A Justiça de São Paulo condenou Hans River do Rio Nascimento, ex-funcionário da empresa de disparo em massa Yacows, a indenizar a jornalista Patrícia Campos Mello, repórter da Folha, em R$ 50 mil por danos morais.

A decisão, tomada nesta quarta-feira (14), é do juiz André Augusto Salvador Bezerra, da 42ª Vara Cível de São Paulo, que determinou ainda que Hans pague as custas processuais e os honorários advocatícios no valor de 15% da condenação. Cabe recurso.

A repórter acionou a Justiça após ser insultada por Hans no dia 11 de fevereiro do ano passado, quando o ex-funcionário mentiu ao prestar depoimento à CPMI das Fake News, no Congresso Nacional, acusando a repórter de ter se insinuado sexualmente a ele em troca de informações.

Hans trabalhou para a Yacows, empresa especializada em marketing digital, durante a campanha eleitoral de 2018.
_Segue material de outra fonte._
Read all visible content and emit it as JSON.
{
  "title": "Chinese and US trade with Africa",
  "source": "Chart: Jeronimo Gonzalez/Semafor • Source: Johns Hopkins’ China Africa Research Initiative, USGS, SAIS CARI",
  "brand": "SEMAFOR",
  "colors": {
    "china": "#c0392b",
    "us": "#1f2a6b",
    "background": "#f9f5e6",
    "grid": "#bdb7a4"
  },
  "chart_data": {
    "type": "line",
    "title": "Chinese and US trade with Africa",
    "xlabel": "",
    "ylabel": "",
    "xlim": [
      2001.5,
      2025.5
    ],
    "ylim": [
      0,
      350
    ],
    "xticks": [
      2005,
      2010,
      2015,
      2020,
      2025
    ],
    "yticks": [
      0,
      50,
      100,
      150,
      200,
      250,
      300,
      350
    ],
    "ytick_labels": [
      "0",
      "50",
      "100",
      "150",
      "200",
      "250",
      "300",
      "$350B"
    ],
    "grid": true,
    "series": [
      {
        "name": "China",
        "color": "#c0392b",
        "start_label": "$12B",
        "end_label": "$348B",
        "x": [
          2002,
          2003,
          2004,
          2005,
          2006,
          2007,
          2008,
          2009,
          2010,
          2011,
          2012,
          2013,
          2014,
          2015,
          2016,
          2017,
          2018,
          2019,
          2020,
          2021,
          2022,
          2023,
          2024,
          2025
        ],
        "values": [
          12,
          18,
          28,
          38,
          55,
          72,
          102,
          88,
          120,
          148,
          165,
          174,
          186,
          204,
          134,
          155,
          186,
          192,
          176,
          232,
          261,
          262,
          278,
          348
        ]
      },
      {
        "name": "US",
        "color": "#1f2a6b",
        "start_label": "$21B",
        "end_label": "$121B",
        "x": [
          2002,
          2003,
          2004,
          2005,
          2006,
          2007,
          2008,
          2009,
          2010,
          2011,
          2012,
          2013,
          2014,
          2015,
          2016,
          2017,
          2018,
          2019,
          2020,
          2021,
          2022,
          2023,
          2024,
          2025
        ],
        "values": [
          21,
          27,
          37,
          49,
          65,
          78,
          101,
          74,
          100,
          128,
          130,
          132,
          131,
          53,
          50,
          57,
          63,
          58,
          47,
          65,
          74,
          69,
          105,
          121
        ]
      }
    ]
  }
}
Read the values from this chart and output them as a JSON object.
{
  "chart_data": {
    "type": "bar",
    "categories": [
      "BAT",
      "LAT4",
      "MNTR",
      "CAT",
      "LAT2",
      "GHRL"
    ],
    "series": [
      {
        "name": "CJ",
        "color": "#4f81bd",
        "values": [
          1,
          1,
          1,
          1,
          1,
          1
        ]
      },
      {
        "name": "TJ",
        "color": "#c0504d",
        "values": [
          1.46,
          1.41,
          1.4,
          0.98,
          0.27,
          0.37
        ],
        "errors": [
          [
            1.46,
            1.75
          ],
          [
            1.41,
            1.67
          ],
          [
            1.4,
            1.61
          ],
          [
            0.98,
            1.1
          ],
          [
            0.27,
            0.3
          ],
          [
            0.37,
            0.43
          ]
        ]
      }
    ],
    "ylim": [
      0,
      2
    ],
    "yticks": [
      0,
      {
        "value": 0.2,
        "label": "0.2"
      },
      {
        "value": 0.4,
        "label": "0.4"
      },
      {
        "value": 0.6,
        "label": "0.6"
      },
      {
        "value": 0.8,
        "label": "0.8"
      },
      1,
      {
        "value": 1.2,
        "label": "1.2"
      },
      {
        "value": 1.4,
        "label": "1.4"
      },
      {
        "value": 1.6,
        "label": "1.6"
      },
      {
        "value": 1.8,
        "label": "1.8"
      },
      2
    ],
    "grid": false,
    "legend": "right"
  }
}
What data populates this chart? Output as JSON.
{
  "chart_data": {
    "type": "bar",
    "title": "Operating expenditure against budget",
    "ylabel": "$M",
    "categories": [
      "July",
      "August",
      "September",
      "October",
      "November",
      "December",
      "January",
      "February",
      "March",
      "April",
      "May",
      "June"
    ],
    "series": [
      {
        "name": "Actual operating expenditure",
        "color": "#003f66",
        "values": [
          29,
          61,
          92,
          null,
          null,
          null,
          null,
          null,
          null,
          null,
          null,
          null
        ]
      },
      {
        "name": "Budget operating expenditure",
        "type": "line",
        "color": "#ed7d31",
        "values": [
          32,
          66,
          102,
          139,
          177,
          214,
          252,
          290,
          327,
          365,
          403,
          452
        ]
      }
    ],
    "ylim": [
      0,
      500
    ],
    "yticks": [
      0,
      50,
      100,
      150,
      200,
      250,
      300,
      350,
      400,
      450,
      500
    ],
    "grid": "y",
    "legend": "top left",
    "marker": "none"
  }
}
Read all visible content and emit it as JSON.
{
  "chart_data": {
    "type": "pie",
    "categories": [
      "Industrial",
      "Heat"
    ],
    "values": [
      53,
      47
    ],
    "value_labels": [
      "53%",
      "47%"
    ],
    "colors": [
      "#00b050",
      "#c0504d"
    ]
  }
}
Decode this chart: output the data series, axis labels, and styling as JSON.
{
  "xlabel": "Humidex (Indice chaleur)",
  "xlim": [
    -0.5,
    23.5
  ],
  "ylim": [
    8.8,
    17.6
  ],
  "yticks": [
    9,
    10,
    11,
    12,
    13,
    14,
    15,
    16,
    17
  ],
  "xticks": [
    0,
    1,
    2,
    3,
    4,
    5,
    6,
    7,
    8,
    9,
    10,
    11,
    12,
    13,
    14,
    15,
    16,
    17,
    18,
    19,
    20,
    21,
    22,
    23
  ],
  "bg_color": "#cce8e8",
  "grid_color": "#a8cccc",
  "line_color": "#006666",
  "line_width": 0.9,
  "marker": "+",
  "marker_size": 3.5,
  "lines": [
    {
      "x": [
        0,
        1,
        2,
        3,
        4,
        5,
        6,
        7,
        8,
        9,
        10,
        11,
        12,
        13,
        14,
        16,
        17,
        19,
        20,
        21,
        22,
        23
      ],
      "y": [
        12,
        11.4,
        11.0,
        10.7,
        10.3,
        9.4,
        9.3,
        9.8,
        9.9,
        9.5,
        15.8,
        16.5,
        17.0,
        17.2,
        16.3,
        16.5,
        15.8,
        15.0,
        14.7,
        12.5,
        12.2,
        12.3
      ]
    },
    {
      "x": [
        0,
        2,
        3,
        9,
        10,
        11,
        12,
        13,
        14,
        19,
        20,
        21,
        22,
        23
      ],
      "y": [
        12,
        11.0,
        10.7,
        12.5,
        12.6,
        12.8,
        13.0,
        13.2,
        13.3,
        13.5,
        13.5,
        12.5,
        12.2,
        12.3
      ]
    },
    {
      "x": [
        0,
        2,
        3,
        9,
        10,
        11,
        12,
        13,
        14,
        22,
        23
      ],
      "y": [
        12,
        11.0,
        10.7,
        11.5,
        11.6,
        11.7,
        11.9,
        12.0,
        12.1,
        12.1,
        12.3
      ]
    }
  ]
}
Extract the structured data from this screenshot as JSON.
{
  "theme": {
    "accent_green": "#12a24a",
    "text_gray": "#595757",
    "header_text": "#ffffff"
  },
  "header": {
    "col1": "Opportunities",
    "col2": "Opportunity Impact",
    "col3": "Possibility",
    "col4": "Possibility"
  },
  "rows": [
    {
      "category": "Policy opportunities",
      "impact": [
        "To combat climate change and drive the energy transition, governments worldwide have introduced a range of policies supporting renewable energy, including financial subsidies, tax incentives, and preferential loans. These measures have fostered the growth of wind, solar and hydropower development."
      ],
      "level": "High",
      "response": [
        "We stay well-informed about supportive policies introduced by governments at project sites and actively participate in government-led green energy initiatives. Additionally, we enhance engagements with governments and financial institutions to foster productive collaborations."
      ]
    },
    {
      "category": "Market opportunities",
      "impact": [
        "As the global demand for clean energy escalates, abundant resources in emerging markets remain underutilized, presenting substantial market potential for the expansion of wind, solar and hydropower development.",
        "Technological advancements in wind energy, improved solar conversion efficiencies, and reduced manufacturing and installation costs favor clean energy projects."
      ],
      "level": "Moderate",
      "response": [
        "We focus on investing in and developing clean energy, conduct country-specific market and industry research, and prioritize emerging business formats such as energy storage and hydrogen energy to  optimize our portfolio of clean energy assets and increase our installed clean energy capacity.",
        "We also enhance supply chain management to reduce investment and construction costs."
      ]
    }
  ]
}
Em dezembro daquele ano, reportagem da Folha baseada em documentos da Justiça do Trabalho e em relatos do depoente Hans mostrou que uma rede de empresas, entre elas a Yacows, recorreu ao uso fraudulento de nome e CPFs de idosos para registrar chips de celular e garantir disparo de lotes de mensagens em benefício de políticos.

Sem apresentar provas, Hans disse aos parlamentares que Patrícia queria “um determinado tipo de matéria a troco de sexo”, declaração reproduzida em seguida nas redes sociais pelo deputado federal Eduardo Bolsonaro, filho do presidente.

A Comissão Parlamentar Mista de Inquérito (CPMI) das Fake News, que investiga a divulgação de notícias falsas nas redes sociais e assédio virtual, raliza oitiva decorrente do requerimento nº 214/2019.Mesa:relatora da CPMI das Fake News, deputada Lídice da Mata (PSB-BA);presidente da CPMI das Fake News, senador Angelo Coronel (PSD-BA);depoente Hans River do Rio Nascimento.Foto: Jane de Araújo/Agência Senado
Hans River do Rio Nascimento depõe na Comissão Parlamentar Mista de Inquérito (CPMI) das Fake News, que investiga a divulgação de notícias falsas nas redes sociais e assédio virtual - Jane de Araújo - 11.nov.20/Agência Senado

Em sua decisão, o juiz citou a escritora portuguesa Grada Kilomba ao afirmar que o ataque sexista contra Patrícia é resultado de uma lógica de silenciamento herdada do colonialismo que trata determinados setores populacionais —negros, indígenas, e mulheres— como inferiores para dessa forma dominá-los.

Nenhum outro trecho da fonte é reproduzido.